According to the Bureau of Labor Statistics, employment of speech-language pathologists is projected to grow 19 percent from 2012 to 2022, faster than the average for all occupations. As the baby boomer population ages, the need for professionals who can address speech and language impairments is expected to increase.
Undergraduate students follow a sequence of basic science and pre-professional courses during their undergraduate study and participate in a clinical practicum at the onsite speech, language and hearing clinic during their senior year. This degree prepares undergraduate majors to apply for either a master’s program in speech-language pathology or a doctorate in audiology (AuD).

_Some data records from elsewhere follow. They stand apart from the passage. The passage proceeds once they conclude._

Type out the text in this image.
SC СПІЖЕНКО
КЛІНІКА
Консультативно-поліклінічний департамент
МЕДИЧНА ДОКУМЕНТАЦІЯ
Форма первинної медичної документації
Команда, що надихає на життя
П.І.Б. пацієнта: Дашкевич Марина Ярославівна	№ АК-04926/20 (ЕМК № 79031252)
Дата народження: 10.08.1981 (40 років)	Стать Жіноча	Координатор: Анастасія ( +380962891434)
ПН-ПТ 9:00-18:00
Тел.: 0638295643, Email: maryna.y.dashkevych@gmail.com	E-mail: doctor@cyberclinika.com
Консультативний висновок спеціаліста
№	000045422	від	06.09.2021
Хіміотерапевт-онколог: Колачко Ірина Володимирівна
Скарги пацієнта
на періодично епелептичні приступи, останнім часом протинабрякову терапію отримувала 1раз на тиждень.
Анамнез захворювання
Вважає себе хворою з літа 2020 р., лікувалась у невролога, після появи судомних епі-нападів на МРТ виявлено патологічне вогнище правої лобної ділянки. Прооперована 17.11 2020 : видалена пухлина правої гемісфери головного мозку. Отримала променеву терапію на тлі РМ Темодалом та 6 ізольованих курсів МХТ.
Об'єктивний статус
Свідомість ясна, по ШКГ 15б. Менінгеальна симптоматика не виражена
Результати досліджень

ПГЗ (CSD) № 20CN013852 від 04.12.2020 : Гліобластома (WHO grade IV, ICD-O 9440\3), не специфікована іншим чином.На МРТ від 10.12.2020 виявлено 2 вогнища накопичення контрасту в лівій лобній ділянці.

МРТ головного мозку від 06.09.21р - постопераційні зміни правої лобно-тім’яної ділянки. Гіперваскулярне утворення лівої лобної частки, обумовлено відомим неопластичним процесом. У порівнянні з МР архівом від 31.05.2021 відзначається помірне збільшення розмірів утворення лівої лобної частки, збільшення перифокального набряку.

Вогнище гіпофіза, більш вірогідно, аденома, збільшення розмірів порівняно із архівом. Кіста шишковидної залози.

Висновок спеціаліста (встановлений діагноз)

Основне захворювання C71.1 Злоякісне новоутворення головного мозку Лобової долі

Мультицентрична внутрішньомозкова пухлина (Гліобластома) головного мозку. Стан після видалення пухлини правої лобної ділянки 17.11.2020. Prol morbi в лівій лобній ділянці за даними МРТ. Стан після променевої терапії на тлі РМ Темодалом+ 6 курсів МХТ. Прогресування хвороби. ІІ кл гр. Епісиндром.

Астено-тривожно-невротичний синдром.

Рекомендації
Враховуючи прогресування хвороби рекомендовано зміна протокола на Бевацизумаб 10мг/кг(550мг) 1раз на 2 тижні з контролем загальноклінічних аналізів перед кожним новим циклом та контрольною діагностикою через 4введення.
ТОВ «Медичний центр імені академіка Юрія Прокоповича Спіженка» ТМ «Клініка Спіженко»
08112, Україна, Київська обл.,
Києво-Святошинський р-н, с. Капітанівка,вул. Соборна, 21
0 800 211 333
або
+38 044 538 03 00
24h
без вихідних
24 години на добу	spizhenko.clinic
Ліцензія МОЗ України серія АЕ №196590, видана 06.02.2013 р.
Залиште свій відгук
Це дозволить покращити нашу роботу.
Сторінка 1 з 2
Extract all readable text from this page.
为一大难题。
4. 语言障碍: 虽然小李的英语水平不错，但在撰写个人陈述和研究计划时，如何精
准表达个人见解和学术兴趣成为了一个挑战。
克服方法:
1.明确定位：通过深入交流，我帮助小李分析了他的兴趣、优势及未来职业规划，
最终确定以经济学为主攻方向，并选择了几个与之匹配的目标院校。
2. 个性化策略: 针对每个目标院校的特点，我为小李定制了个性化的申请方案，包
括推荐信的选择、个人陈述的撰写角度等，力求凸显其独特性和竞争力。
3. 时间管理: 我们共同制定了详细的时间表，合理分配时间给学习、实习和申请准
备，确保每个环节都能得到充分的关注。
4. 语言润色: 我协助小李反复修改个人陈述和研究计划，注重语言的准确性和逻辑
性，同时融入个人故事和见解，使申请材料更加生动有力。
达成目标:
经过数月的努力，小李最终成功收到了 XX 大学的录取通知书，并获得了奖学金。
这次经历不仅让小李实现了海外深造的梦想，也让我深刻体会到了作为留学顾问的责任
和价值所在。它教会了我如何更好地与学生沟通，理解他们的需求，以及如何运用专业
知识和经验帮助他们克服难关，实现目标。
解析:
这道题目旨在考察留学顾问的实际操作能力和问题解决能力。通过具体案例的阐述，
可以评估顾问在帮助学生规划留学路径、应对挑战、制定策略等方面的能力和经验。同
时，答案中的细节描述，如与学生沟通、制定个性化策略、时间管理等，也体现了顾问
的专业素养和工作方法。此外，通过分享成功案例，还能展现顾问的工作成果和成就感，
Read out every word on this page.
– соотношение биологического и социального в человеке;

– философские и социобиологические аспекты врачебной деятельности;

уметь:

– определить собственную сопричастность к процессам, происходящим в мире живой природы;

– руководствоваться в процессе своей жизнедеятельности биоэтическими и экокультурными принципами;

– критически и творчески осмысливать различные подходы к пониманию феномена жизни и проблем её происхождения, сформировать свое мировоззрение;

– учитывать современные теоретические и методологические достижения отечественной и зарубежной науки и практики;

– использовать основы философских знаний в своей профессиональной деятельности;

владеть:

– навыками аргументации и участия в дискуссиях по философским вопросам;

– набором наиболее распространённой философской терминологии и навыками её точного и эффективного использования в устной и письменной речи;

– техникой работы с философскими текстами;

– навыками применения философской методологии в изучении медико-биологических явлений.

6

Students who complete both their undergraduate and graduate degrees in speech-language pathology at The University of Tulsa will have the academic and clinical practicum requirements for Oklahoma state licensure, Oklahoma school certification and certification by the American Speech-Language Hearing Association (ASHA).
Bachelor of Science
The following Program Learning Outcomes are outlined for undergraduate majors in Communication Sciences and Disorders; specifically, the student will demonstrate:
- Knowledge of normal processes in the development of speech and language comprehension and production.
- Knowledge of communication and swallowing disorders
- Knowledge of clinical methods, clinical skills and ethics related to intervention with clients who are diagnosed with communication and swallowing disorders
Prepares students for graduate study since the master’s degree is the entry level into the profession.
Non-majors interested in learning more about speech-language are encouraged to add it as a minor.
Early Intervention Minor
An interdisciplinary minor for students who plan to work with young children with special needs and their families. It is recommended for, but not limited to, students in communication disorders, education, nursing, and psychology.
Students qualifying for admission to the university are admissible to the undergraduate program in communication sciences and disorders. Retention requires majors to earn at least a grade of C in all program courses taken. Courses may be repeated, if necessary, to meet this requirement. Students with less than a 3.0 grade point average in speech-language pathology courses will enroll in clinical practicum if recommended by faculty. Failure to pass the practicum course will result in non-recommendation for graduate study in speech-language pathology study. Admission to the master’s program in speech-language pathology at The University of Tulsa is not guaranteed to undergraduate majors.